After you have created a Category, create a Panel app to go in it:

  1. Create an OSGi module using your favorite third party tool, or use Blade CLI. Blade CLI offers a Panel App template to help generate a basic panel category and panel app.

  2. Create a unique package name in the module’s src directory, and create a new Java class in that package. To follow naming conventions, give your class a unique name followed by PanelApp (e.g., JournalPanelApp).

  3. Directly above the class’s declaration, insert the following annotation:

    @Component(
        immediate = true,
        property = {
            "panel.app.order:Integer=INTEGER"
            "panel.category.key=" + PANEL_CATEGORY_KEY,
        },
        service = PanelApp.class
    )
    

    These properties and attributes are similar to those discussed in the previous tutorial. The panel.category.key assigns your panel app to a panel category. The panel.app.order:Integer property specifies the order your panel app appears among other panel apps in the same category. For example, if you want to add a panel app to Site Administration → Content, add the following property:

    "panel.category.key=" + PanelCategoryKeys.SITE_ADMINISTRATION_CONTENT
    

    Visit the PanelCategoryKeys class for keys you can use to specify default panel categories in Liferay.
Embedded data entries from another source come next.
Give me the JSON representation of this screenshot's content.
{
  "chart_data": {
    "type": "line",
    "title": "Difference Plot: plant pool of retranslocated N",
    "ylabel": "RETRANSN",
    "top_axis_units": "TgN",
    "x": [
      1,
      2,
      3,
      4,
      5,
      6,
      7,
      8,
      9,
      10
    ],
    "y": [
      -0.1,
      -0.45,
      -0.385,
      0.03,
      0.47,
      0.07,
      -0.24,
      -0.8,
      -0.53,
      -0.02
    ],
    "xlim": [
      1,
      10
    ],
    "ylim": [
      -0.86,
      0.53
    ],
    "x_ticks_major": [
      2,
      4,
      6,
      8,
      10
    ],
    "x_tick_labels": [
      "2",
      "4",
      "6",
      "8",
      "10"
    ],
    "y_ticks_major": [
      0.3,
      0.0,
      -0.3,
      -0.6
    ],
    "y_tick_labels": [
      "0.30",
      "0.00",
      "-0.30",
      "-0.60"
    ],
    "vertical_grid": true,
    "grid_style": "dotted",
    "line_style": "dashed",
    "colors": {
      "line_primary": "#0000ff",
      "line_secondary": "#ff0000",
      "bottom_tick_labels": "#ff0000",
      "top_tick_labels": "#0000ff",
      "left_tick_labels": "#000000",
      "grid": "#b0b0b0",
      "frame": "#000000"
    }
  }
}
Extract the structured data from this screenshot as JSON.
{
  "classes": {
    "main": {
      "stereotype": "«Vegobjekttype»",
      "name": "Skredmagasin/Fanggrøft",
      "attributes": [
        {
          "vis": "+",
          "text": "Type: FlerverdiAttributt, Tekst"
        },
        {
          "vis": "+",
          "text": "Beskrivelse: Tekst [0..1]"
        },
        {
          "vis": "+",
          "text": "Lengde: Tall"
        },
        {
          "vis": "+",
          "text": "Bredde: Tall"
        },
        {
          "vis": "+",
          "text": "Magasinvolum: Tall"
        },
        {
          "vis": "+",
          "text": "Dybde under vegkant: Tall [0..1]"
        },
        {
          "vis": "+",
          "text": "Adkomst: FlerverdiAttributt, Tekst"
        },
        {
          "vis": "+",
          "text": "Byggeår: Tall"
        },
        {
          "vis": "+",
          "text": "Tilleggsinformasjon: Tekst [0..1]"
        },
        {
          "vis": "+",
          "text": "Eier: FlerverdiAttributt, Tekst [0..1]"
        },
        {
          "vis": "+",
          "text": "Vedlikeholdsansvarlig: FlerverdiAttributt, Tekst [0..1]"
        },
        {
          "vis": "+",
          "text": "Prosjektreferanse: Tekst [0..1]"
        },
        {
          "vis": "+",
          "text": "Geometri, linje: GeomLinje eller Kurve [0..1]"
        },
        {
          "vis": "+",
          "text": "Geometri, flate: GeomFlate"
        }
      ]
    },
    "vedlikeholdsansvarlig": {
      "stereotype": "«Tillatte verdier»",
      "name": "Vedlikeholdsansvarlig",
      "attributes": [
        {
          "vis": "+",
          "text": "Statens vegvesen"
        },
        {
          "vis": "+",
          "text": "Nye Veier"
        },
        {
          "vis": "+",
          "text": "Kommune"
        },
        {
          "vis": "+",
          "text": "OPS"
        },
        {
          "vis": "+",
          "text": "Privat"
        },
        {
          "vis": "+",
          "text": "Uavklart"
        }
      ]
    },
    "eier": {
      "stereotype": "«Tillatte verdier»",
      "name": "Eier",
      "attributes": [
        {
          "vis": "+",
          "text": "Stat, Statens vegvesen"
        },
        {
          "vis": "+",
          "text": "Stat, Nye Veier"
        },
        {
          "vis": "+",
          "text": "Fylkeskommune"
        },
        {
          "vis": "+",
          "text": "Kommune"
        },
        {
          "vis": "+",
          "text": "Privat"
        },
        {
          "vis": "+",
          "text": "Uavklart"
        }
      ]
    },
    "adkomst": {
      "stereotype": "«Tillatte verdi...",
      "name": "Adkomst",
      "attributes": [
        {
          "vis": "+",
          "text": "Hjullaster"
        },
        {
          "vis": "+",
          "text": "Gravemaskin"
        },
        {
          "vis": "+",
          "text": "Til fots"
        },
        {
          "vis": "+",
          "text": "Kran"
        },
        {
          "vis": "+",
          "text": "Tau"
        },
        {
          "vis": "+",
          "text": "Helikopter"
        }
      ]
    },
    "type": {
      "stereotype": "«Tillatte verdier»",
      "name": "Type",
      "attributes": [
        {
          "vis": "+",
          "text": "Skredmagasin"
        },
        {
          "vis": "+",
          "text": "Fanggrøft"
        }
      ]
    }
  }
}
    Set the service attribute to PanelApp.class. You can view an example of a similar @Component annotation for the JournalPanelApp class below.

    @Component(
        immediate = true,
        property = {
            "panel.app.order:Integer=100",
            "panel.category.key=" + PanelCategoryKeys.SITE_ADMINISTRATION_CONTENT
        },
        service = PanelApp.class
    )
    
  4. Implement the PanelApp interface by extending the BasePanelApp abstract class. As you learned in the previous tutorial on panel categories, if you must create a more complex UI to render in the panel, you can.

    If you want to use JSPs to render that UI, extend BaseJSPPanelApp. This provides additional methods you can use to incorporate JSP functionality into your app’s listing in the Product Menu.

    JSPs are not the only way to provide front-end functionality to your panel apps. You can create your own class implementing PanelCategory to use other technologies such as FreeMarker.

  5. If you are implementing the PanelApp interface without extending a base class, you must implement its methods. The BlogsPanelApp is a simple example of how to specify your portlet as a panel app. This class extends BasePanelApp, overriding the getPortletId and setPortlet methods. These methods specify and set the Blogs portlet as a panel app.

    Each panel app must belong to a portlet and each portlet can have at most one panel app. If more than one panel app is needed, another portlet must be created. By default, the panel app only appears if the user has permission to view the associated portlet.

    This is how those methods look for the Blogs portlet:

    @Override
    public String getPortletId() {
        return BlogsPortletKeys.BLOGS_ADMIN;
    }
    
    @Override
    @Reference(
        target = "(javax.portlet.name=" + BlogsPortletKeys.BLOGS_ADMIN + ")",
        unbind = "-"
    )
    public void setPortlet(Portlet portlet) {
        super.setPortlet(portlet);
    }
    

    You can also customize your panel app’s appearance in the Product Menu. As you learned before, the BaseJSPPanelApp abstract class can be extended to provide further functionality with JSPs.

Now you know how to add or modify a panel app in the Product Menu. Not only does Liferay provide a simple solution to add new panel categories and apps, it also gives you the flexibility to add a more complex UI to the Product Menu using any technology.